Stefan Niekamp, PhD [Dennis and Marsha Dammerman Fellow], with his sponsor Robert Kingston, PhD, at Massachusetts General Hospital, Boston, studies how gene expression programs are regulated in normal and cancer cells. The ability to switch specific genes “on” and “off” is partly encoded by multiprotein complexes competing for access to target DNA sequences in chromatin structures. The relative distribution of these activating or repressive complexes along chromatin regulates gene expression, and a shift in the balance of these complexes is a hallmark of many cancers. Dr. Niekamp aims to determine how chromatin accessibility is achieved by the competition between activating and repressive complexes, and to understand how well-known cancer mutations disrupt the fine-tuned balance.

Minhee Park, PhD, with her sponsors Alistair N. Boettiger, PhD, and Howard Y. Chang, MD, PhD, at Stanford University, Stanford, studies the interplay between the way chromatin is folded inside the nucleus and the role it plays in epigenetic regulation that creates cellular memory. Abnormal epigenetic regulation causes a broad range of diseases, including cancer. Using super-resolution imaging of chromatin structure, single-cell sequencing methods, and genetic approaches, Dr. Park aims to define the functional role of higher-order 3D chromatin organization in epigenetic memory regulations at single-nucleus resolution. This work has the potential to establish new layers of epigenetic regulation and may lead to new cancer therapies.

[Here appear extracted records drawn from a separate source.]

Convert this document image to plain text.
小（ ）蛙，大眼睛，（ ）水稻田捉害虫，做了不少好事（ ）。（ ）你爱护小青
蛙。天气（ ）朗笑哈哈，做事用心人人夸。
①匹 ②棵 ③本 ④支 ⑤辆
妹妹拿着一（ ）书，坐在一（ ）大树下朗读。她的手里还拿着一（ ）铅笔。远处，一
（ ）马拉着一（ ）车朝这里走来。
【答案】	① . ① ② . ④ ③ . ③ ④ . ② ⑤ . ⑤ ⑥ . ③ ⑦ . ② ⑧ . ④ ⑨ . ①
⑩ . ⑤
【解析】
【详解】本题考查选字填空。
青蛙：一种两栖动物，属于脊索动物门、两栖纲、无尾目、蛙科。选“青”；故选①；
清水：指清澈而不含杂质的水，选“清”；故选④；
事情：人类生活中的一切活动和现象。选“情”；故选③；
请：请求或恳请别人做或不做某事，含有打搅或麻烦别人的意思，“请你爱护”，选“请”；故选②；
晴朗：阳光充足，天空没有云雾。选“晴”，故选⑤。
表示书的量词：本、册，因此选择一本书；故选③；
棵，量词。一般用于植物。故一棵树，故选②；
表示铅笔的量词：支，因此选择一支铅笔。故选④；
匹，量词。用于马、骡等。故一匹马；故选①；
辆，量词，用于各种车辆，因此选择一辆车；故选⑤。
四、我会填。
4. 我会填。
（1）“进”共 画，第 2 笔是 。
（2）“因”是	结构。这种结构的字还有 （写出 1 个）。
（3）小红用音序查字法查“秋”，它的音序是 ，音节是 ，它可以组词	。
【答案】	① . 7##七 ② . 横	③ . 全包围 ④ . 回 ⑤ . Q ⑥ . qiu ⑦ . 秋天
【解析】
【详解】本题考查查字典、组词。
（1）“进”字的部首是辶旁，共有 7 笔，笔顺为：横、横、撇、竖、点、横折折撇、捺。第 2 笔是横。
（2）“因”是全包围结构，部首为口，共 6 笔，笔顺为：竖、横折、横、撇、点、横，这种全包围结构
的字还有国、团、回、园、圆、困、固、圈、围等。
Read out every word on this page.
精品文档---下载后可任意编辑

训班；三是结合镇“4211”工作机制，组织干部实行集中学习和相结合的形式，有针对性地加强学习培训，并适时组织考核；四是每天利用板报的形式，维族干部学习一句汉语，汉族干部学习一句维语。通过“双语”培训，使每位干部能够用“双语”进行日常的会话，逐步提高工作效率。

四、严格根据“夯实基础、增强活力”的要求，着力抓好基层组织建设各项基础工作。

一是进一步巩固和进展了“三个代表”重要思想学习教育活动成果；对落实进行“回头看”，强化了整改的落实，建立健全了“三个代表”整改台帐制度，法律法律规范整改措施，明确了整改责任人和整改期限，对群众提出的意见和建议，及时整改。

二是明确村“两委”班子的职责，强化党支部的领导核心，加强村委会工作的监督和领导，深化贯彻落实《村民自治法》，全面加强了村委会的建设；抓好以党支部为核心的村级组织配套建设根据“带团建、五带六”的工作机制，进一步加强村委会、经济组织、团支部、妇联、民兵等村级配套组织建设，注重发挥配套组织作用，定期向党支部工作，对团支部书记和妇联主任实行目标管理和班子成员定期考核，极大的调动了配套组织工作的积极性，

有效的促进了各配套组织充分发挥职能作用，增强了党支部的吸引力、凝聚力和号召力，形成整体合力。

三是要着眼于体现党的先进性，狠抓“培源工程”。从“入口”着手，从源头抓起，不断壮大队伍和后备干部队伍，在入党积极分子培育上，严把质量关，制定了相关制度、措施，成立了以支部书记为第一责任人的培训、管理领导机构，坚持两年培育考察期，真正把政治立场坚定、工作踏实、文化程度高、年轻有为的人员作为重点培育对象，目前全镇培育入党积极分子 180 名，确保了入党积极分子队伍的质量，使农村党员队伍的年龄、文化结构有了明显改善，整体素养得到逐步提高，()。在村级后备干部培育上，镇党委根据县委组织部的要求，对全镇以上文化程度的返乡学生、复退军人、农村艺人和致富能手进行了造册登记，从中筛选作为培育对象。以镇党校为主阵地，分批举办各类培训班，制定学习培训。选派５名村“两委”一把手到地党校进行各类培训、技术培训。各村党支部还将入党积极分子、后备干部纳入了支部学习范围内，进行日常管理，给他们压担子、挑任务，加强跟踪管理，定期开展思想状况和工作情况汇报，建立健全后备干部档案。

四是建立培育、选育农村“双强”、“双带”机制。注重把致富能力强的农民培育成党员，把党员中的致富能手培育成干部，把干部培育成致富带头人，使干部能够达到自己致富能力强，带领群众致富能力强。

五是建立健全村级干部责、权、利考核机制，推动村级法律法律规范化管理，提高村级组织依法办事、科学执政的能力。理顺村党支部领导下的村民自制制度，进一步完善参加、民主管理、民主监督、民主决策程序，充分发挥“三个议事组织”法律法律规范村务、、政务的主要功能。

Parker L. Sulkowski, PhD [HHMI Fellow], with his sponsor William G. Kaelin, Jr., MD, at Dana-Farber Cancer Institute, Boston, investigates how solid tumors exist within dynamic microenvironments. Tumor cells hijack cell-to-cell communication mechanisms to interact with one another and their host to promote their growth. Dr. Sulkowski will study VHL deficient clear-cell renal cell carcinoma, the most common form of kidney cancer with more than 400,000 annual diagnoses worldwide. He will mechanistically investigate a novel phenomenon of active histone H3 secretion by cancer cells. By understanding the complex ways by which cancer cells interact with each other and their environment, this research could create new opportunities for cancer diagnosis and treatment.

Gokhan Unlu, PhD, with his sponsor Kivanc Birsoy, PhD, at The Rockefeller University, New York, studies how cancer cells adapt to nutrient limitations in their environment. High metabolic demands of proliferating cancer cells create metabolic bottlenecks for in vivo growth within solid tumors. Dietary and pharmacological interventions could provide unique opportunities to target such metabolic liabilities. However, studying tumor metabolism in vivo adds many layers of biological complexity, meaning these potential targets are currently poorly characterized. Dr. Unlu plans to combine metabolomics approaches and functional CRISPR screens to systematically identify metabolites limiting for in vivo tumor growth and metastasis.